What does Limón need for the next phase in its development?
The will. The desire to do things well. But we also need help from on the central government. We can’t wait another lifetime for help. Limón has many social problems. One of those was this issue of trash. Two years ago, Limón was full of trash in its streets. They had to cancel Carnival one year because the problem was so bad. We were able to get a private company to come here, and in two months, invest $3 million in the construction of a sanitation facility in Limón. It was really bothersome to truck our trash to Alajuela (west of San José). Now we can dispose of our trash here. There have been times that the situation in Limón has been ugly with potholes in the streets and crime. But, we have been able to remodel the park, install water fountains and we have been able to do other things to improve our city.

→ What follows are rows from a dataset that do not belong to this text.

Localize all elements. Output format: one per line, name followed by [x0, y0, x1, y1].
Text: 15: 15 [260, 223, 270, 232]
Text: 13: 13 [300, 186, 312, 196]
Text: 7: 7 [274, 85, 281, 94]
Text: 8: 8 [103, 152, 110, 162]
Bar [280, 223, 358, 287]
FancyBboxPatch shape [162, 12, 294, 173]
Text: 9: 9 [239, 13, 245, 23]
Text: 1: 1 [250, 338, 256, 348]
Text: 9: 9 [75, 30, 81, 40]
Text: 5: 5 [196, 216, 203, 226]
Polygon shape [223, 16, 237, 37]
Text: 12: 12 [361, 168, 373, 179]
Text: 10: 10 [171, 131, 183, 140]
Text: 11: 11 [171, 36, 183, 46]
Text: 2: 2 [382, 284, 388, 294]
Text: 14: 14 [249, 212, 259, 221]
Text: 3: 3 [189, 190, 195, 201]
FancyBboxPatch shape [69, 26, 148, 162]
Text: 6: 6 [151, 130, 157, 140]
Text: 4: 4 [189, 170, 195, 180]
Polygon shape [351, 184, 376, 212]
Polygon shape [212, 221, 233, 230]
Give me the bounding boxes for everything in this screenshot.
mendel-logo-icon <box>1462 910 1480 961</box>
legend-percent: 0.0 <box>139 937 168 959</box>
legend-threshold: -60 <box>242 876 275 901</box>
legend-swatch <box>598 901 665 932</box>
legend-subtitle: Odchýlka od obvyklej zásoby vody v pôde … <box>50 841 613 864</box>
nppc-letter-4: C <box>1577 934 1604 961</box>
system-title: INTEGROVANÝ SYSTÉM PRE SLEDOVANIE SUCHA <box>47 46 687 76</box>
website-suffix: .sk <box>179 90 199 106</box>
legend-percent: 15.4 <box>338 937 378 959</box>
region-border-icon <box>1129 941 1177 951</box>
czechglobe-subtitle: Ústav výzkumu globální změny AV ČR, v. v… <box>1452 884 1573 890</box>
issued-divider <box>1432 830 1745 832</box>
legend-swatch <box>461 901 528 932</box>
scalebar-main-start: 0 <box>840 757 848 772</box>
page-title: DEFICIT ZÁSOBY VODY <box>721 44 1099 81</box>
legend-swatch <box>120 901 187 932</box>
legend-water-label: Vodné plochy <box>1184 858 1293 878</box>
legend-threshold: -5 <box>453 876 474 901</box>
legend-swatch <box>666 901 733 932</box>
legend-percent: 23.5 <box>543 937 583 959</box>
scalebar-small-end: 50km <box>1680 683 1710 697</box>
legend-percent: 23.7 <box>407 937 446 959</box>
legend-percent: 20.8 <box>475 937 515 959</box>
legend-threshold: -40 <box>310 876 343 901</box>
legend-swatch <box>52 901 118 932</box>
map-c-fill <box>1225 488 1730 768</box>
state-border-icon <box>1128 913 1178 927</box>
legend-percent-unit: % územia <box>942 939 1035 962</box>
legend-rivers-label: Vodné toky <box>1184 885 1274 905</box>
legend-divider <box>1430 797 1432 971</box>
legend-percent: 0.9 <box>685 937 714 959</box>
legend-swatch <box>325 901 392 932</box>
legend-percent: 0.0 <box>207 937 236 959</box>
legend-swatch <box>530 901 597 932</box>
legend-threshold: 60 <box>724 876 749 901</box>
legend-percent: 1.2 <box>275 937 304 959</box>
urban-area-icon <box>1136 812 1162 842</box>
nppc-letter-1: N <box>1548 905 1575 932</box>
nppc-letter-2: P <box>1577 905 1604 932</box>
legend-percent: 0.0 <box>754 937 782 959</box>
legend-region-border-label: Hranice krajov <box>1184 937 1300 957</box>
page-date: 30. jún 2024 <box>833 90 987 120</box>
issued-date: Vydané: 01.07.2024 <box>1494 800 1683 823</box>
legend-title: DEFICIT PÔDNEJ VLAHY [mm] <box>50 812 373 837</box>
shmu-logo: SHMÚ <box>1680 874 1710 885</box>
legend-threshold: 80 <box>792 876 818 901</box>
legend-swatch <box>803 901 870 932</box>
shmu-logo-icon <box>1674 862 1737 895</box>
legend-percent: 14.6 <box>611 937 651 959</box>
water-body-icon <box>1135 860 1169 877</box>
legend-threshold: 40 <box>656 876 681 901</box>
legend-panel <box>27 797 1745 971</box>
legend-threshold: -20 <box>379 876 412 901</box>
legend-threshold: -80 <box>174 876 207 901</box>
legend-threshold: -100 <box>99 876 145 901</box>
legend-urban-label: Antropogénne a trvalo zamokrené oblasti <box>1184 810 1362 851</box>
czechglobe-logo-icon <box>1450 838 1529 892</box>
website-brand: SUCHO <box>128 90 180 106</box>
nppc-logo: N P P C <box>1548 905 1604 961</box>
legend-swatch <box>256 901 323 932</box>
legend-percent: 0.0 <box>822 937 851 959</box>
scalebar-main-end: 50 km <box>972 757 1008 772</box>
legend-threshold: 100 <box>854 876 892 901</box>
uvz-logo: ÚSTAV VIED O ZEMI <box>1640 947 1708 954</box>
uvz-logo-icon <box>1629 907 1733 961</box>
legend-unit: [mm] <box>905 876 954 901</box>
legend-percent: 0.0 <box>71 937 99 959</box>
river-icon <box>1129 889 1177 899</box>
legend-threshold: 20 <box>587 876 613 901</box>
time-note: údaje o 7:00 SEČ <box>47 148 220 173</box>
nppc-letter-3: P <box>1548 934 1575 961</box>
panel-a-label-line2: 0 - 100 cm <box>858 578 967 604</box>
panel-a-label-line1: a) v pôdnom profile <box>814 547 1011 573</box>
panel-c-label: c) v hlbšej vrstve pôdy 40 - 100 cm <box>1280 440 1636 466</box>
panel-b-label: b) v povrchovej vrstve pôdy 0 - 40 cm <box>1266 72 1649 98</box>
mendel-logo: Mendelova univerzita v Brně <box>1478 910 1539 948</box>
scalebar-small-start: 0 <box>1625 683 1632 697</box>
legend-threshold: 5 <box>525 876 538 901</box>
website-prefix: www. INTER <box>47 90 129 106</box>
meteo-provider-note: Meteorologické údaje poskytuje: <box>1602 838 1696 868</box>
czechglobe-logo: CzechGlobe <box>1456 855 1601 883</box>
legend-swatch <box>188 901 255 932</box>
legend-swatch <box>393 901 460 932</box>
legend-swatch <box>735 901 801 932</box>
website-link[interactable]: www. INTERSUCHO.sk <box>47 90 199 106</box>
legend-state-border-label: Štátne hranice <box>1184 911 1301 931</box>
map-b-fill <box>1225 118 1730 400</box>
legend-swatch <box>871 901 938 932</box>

This region has had a historic problem with unions. Has this been a challenge in attracting businesses?
This is a perception that people can have. I think the unions have matured on some of these issues. And we hope this is no longer a problem in Limón so that we can attract businesses to a zone that has all the ingredients to develop.
What is your advice for the next mayor?
The greatest honor in my life is the confidence the people of Limón have bestowed upon me. I hope the next mayor also sees it as an honor. We have come far, but we have a long way to go. People’s dreams are put in the hands of the municipality. Sometimes people are confused and they think the municipality can resolve all their problems. We can’t, but we want to do what we can.